Up to that point, studies of ultrasonic mouse singing had been conducted exclusively in lab mice. Reasoning that the years of breeding for other traits might interfere with the songs’ melody and function, Penn went into the field to collect wild mice for his experiments. He recorded the males’ songs and played them back for females to see whether they’d respond. And they did: wild female mice were attracted to the tune of the murine Sinatras, preferentially hanging out in front of the speaker playing the vocal tracks (Anim Behav, 79:757-64, 2010).

IN TUNE: The experimental arena Penn used to test female mice’s attraction to male singing.
IN TUNE: The experimental arena Penn used to test female mice’s attraction to male singing.
FRAUKE HOFFMAN

The females also lapped at their fur, preening themselves, while listening to adult male mice sing. But they stopped the behavior when their brothers’ songs were played, even though they had never heard their brothers sing in the flesh. “This suggested that the songs were used for distinguishing kin from non-kin,” says Penn. “What we want to know now is what the females are doing with this information. Can it help them identify better-quality mates?”

Charlie Walcott, a Cornell University ornithologist who studies birdsong, was surprised that he and the bird community had not yet heard of the singing mice, especially considering how similar the functions of each species’ song appeared. “The whole idea for a birdsong is to say, ‘Here I am, I’m a male songbird; if you’re a female I’d love to get acquainted, and if you’re a male I’ll pull your feathers out!’” he says. The mouse song “certainly has to do with attracting females, and the playback experiments make that quite clear. The question that I have is: What about male-male interaction?”

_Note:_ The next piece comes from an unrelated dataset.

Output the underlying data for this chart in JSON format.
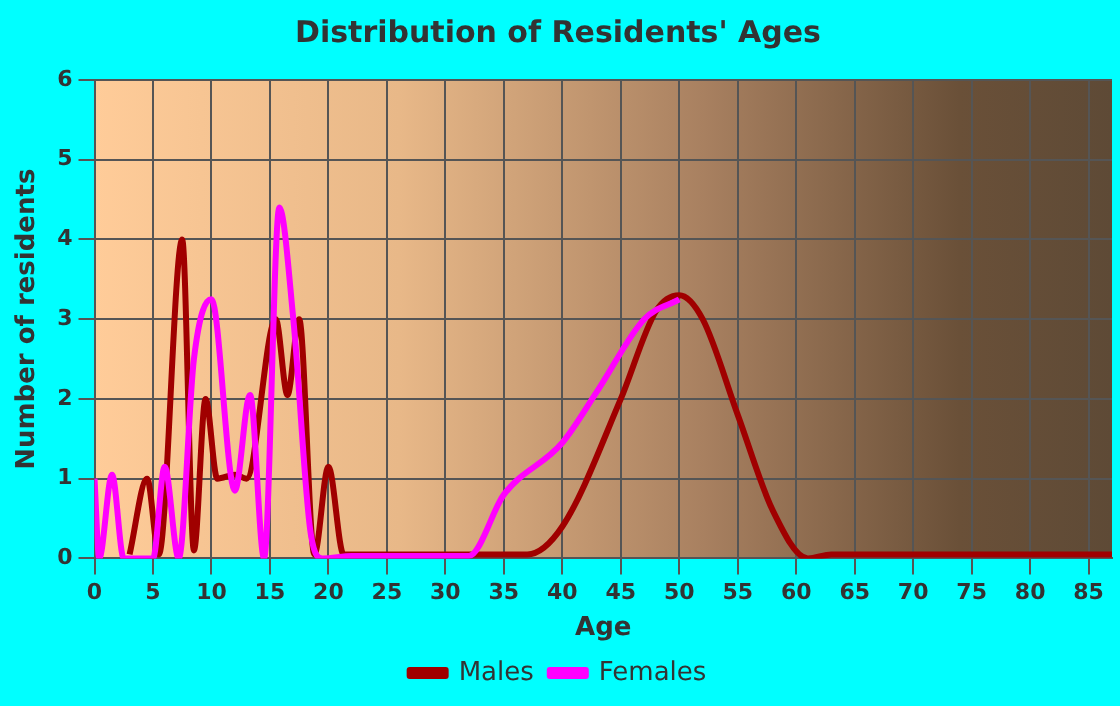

Penn hasn’t delved into whether the songs are used as signals of male-male aggression, but he has started picking apart the differences in song structure. Using the same software used to analyze birdsong, he compared the songs among brothers and between unrelated mice. The brothers’ songs were very similar—and previous work in lab mice suggested that the melodies are innate—but each also expressed distinct individuality (Physiol Behav, 105:766-71, 2012). These vocal “fingerprints” could be used to help mice tell one another apart, Penn says, and he plans to look into it.

Spectrographic analysis of the vocalizations also presented a fresh opportunity to scrutinize whether they really should be described as songs or just as patterned squeaks. “If they weren’t up there so high” in the ultrasonic frequency range, “I wouldn’t know that they weren’t birdsongs,” says Pam Rasmussen, an ornithologist at Michigan State University. “There’s so much we don’t know about groups we think we’re familiar with.”

Although mouse songs haven’t quite taken the ornithological community by storm, people who study the mouse brain are all ears. Neurobiologist Tim Holy, who published the 2005 paper that inspired Penn (PLoS Biol, 3:e386), hasn’t personally touched mouse-song research since. But his postdoc Terra Barnes at Washington University in St. Louis picked up where he left off. Using mice that are genetically modified to sing a disrupted song, she is trying to model stuttering, and she says other researchers are using the mice to better understand neurological diseases.

“A lot of really good research has been done in birdsong as it relates to the basal ganglia,” the region of the brain associated with speech disorders as well as diseases such as Parkinson’s and Huntington’s, Barnes says. However, bird brains are quite different from mammalian brains. “If we could join the two fields, taking what’s been learned in birdsong and applying it to mouse song, that would be really cool.”